Таким образом, все изложенное, особенно конкретные указа­ния Священного Писания, позволяют мыслить о святости Божьей не только как о совокупности Его свойств, но и как о Его надмирности, как о беспредельном Его превосходстве над всем, что не есть Бог, как о Его непостижимости, превосходящей всякое познание и понимание ( «Свят Господь Бог наш! Над всеми людьми Бог наш», — так сказано в чинопоследовании воскресной утрени).

Осознание и переживание святости Божьей религиозным че­ловеком, в частности христианином, возбуждает в нем благогове­ние — переживание, родственное страху (хотя далеко и не тож­дественное ему). Осознание и переживание любви Божьей, точ­нее — Его благости как обращенного на тварный мир воздействия Божественной любви, вызывает в душе христианина ответную любовь (1 Ин 4:19), являющуюся наиболее «превосходным» путем спасения (1 Кор 12:31).

О любви нельзя говорить как о свойстве Бога. Нигде не ска­зано, что Бог — премудрость, что Он — правосудие, но сказано, что «Бог есть любовь» (1 Ин4:8,16). Любовь не атрибут Божественной сущности, а Сама Божественная сущность, в ее таинственной онтологичности обращенная к нам и на нас, иначе — аспект Боже­ственной сущности, открытый нам во всех видах Откровения и тем самым доступный нам для богопознания. Все остальное в Боге нам неизвестно, от нас скрыто, вероятно потому, что не нужно для нашего спасения. Эту полную непостижимость, этот «мрак», в который вошел Моисей (Исх 20:21), или тот «Свет неприступный», о котором говорит апостол Павел (1 Тим 6:16), мы благоговейно называ­ем «святостью Божьей» — термин, имеющий бесконечную, непо­стижимую для нас глубину и емкость. Любовь Божья — доступна нам, ибо открытый нам Самим Богом через Господа Иисуса Христа аспект божественной онтологии мы познаем, хотя пока еще как бы через тусклое стекло, но с уверенностью, что это частичное позна­ние перейдет в познание «лицом к лицу» (1 Кор 13:12).

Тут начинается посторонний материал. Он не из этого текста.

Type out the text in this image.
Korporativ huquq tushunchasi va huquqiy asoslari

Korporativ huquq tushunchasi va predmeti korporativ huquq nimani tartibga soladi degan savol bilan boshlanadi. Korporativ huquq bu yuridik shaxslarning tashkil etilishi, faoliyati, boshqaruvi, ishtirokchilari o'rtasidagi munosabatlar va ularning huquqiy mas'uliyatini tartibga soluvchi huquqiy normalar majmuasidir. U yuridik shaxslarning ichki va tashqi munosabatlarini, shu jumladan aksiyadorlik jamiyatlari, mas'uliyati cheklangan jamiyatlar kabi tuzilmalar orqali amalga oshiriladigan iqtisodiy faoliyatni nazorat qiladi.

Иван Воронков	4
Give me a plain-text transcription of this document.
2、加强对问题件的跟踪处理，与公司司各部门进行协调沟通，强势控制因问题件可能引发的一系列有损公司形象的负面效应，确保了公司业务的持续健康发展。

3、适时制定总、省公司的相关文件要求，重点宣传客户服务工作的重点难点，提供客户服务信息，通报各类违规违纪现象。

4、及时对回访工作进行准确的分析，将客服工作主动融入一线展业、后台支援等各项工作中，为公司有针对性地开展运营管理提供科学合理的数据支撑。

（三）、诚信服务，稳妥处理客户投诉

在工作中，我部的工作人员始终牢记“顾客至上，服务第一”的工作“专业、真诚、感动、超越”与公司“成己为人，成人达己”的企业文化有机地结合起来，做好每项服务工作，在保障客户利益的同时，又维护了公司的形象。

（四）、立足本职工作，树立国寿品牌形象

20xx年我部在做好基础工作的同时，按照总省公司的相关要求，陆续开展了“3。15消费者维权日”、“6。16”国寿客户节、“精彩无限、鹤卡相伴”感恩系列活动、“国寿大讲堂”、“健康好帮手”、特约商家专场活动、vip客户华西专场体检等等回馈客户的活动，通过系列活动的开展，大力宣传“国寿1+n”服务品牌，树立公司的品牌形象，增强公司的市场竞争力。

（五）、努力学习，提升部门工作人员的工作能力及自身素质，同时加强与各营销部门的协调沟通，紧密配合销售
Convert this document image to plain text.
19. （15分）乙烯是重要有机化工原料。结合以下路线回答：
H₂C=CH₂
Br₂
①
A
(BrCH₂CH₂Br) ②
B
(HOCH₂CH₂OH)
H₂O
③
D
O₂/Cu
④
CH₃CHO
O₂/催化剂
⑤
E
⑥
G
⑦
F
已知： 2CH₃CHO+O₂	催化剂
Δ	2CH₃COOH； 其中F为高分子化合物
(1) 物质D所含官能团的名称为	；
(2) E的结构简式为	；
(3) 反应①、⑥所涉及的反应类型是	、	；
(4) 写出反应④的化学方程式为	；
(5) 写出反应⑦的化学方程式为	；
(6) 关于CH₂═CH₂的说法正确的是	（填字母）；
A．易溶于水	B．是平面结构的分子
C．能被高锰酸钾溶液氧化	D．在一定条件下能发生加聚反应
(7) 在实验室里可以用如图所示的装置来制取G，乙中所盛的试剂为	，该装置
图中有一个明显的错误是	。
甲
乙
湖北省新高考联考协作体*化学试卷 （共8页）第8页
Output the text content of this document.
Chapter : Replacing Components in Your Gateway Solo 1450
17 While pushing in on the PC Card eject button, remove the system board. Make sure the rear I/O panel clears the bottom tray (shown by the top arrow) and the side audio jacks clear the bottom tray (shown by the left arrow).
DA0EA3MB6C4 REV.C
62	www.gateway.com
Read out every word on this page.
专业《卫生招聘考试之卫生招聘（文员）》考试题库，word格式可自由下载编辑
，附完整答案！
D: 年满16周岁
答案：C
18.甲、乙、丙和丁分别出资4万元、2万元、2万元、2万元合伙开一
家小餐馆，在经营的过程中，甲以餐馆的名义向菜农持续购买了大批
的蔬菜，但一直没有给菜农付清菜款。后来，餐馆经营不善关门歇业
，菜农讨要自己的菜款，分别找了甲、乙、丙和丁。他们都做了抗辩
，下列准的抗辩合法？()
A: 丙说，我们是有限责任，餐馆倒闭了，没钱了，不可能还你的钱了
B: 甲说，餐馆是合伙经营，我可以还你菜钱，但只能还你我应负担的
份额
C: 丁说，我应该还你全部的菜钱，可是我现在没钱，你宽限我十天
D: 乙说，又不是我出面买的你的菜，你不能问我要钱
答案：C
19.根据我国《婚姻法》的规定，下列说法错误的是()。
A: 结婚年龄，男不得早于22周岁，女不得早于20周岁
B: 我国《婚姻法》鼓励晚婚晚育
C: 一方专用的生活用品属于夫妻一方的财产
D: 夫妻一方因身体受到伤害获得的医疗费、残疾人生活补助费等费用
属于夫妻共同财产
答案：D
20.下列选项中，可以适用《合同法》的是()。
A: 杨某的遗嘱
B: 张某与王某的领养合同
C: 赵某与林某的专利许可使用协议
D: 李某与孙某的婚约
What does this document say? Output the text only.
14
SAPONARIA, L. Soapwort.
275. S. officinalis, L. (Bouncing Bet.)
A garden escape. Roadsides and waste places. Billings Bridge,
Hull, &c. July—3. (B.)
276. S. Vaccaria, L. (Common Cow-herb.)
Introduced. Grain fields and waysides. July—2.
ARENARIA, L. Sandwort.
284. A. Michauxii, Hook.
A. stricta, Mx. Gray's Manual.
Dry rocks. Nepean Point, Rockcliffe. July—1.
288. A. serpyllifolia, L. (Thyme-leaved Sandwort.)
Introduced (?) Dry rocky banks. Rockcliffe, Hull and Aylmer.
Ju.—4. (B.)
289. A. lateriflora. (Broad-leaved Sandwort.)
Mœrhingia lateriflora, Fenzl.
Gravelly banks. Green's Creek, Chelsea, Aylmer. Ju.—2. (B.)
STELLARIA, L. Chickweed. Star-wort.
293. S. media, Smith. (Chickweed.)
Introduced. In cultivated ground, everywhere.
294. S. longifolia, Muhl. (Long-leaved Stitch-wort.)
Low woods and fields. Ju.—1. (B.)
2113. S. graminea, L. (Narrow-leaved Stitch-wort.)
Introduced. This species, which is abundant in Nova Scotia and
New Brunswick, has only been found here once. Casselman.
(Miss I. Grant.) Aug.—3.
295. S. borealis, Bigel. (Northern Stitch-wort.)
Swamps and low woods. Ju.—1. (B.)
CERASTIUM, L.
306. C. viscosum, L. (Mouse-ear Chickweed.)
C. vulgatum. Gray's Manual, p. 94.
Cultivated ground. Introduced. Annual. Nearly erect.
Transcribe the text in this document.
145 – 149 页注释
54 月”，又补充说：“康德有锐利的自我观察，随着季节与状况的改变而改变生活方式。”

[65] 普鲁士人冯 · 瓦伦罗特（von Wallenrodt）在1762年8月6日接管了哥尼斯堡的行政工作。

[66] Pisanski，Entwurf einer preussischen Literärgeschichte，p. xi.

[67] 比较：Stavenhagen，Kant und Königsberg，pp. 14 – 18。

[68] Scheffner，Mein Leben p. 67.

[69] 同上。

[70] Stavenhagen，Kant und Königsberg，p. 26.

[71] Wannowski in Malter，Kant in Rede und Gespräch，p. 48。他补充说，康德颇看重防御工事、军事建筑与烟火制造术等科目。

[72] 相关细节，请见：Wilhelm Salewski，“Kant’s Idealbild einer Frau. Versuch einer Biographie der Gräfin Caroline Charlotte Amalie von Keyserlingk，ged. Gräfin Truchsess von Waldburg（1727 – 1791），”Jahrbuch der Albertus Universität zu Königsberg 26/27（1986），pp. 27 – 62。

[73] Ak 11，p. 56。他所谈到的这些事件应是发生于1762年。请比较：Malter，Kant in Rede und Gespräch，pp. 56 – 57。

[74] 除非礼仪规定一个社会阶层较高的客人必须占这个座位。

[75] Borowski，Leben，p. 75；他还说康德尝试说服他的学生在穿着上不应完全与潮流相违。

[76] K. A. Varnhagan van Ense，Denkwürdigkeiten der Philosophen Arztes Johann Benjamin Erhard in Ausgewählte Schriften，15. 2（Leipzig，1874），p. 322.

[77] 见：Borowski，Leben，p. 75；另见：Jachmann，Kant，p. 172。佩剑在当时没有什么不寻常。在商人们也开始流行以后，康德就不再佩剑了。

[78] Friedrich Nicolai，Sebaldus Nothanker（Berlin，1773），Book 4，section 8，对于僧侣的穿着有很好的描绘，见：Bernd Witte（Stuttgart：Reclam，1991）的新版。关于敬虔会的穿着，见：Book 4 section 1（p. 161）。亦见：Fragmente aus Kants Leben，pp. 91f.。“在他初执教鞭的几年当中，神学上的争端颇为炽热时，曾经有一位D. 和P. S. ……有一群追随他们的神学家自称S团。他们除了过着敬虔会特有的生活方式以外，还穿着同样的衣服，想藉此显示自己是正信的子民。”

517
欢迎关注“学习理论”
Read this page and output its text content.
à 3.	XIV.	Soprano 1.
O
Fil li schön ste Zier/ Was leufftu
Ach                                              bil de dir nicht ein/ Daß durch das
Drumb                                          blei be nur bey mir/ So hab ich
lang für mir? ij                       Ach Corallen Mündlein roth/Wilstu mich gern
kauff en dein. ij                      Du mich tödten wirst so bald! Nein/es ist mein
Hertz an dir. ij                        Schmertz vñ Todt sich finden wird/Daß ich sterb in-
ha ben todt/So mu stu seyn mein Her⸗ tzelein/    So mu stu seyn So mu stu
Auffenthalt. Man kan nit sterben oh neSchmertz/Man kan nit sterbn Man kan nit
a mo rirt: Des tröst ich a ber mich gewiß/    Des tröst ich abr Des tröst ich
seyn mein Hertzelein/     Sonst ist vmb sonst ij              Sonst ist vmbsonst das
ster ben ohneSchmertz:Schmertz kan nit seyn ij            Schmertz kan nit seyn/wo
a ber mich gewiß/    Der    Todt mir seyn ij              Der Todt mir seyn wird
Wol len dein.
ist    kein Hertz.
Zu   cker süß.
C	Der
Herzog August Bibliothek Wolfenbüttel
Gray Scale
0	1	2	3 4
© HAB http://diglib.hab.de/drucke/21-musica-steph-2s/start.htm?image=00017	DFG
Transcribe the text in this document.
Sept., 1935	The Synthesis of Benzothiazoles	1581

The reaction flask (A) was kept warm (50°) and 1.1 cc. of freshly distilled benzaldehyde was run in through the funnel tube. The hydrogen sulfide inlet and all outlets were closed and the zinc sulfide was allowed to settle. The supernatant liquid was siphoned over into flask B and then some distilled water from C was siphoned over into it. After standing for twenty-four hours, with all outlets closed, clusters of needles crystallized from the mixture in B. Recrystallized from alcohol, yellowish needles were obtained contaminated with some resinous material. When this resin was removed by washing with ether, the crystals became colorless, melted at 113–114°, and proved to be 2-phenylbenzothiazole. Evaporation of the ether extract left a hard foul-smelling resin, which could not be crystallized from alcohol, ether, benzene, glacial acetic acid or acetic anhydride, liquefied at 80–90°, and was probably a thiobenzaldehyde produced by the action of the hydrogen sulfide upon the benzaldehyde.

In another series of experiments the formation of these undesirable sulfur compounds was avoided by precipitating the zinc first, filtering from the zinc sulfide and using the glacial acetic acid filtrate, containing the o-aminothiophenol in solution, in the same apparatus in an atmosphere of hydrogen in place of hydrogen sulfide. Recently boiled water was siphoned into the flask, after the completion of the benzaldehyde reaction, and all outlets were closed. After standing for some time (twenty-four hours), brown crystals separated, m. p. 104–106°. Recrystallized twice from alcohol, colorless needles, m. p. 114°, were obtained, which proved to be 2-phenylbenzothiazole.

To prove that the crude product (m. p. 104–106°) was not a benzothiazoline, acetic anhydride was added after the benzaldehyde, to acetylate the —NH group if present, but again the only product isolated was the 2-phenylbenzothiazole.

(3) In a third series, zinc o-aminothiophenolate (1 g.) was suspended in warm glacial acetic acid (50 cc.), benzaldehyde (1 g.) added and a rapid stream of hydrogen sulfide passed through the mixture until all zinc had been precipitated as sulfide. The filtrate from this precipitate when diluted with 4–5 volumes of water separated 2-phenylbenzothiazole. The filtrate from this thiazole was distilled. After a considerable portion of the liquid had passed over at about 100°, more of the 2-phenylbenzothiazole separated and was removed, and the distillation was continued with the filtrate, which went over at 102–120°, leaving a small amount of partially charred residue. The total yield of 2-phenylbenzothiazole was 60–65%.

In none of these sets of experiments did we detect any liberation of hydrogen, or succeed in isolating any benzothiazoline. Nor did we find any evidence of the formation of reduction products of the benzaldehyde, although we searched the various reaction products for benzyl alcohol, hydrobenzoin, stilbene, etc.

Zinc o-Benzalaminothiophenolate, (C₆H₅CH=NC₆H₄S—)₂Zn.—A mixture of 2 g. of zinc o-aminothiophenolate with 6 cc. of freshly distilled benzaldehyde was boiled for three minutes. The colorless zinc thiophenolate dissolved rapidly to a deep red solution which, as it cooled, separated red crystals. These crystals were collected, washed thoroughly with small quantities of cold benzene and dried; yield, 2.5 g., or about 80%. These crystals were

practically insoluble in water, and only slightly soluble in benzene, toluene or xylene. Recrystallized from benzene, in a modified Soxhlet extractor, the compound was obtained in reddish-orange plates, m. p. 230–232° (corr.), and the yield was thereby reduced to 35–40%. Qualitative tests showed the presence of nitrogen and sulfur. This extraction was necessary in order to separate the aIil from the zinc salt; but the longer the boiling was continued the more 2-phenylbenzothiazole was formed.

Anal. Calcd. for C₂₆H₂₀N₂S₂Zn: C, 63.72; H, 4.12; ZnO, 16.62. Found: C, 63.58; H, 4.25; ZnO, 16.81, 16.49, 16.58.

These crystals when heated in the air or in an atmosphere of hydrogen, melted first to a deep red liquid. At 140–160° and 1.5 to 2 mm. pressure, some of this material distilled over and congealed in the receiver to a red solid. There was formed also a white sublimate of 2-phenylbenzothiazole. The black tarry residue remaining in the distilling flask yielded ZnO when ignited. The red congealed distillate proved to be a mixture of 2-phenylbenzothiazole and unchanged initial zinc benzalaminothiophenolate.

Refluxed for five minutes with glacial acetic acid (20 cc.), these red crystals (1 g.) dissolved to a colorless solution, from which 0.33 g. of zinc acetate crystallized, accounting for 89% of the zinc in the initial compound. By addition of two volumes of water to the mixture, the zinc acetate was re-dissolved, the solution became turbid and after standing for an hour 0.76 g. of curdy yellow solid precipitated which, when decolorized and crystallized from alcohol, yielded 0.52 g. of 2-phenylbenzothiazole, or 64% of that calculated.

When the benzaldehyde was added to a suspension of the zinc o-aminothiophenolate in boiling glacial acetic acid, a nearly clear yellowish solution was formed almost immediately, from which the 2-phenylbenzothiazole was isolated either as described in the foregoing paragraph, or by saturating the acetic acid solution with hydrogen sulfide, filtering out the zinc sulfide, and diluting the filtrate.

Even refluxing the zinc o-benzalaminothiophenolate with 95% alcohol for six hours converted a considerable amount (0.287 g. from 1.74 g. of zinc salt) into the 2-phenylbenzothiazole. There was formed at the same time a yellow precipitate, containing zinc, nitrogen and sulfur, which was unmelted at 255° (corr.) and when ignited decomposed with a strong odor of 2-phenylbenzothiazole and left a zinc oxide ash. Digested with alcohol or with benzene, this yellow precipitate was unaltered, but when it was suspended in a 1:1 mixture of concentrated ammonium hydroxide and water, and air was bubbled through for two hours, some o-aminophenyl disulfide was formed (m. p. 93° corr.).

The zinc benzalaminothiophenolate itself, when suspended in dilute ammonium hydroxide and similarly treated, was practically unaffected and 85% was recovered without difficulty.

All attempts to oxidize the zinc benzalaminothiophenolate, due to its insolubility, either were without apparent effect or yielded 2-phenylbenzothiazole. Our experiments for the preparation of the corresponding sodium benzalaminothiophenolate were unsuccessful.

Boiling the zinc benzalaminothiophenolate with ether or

Тут уместно поставить сам собою напрашивающийся вопрос: если любовь Божья имеет своим объектом тварный мир, бытие которого сопряжено с временем, то как может Божественная онто­логия, вневременная по существу, быть устремленной на времен­ный объект и, следовательно, быть им ограниченной? Ведь бытие мира ведет свою историю от «начала», от той таинственной форму-лы «в начале», каковой боговдохновенный писатель обозначил сотворение материи, всем ныне зримой, а сперва еще - «безвидной», аморфной природы.

Отсутствие ответа на этот вопрос было бы катастрофично для утверждения, что «Бог есть любовь», для нашей уверенности в том, что любовь присуща Богу не только функционально и даже не только атрибутивно, но онтологично, представляя собой один из (возможно бесчисленных) аспектов Его Божественного бытия, Его Божественной сущности.

Однако ответ на этот, поистине ни с каким другим несопоста­вимый по глубине и возвышенности вопрос есть, и он дан нам в христианской тринитологии, в величайшей из величайших тайн — в тайне Святой Троицы.

Христос через Своих учеников открыл человечеству Бога не только как Отца, любящего всех людей словно своих детей, но прежде всего как Его собственного Отца, Единородным Сыном Которого Он является, не по благодати, не опосредованно, как в первом случае (посредник здесь Сам Христос (Ин 1:18; Ин 3:16; Ним 2:5), а по существу, по природе. Это рождение соединяет обе Ипостаси такой любовью, которая бесконечно превышает всякую другую, в том числе даже любовь Божью к твари, которая  ни с чем времен­ным несравнима и не сопоставима (Ин 14:2,31; 17:24,26). Дух Святой от Отца исходит и в Сыне почивает и не будет заблуждением сказать, как говорили и Отцы Церкви76, что именно в Третьей Ипостаси Святой Троицы коренится по преимуществу онтология Боже­ственной любви, как межипостасная, так и направленная вовне, на тварный мир.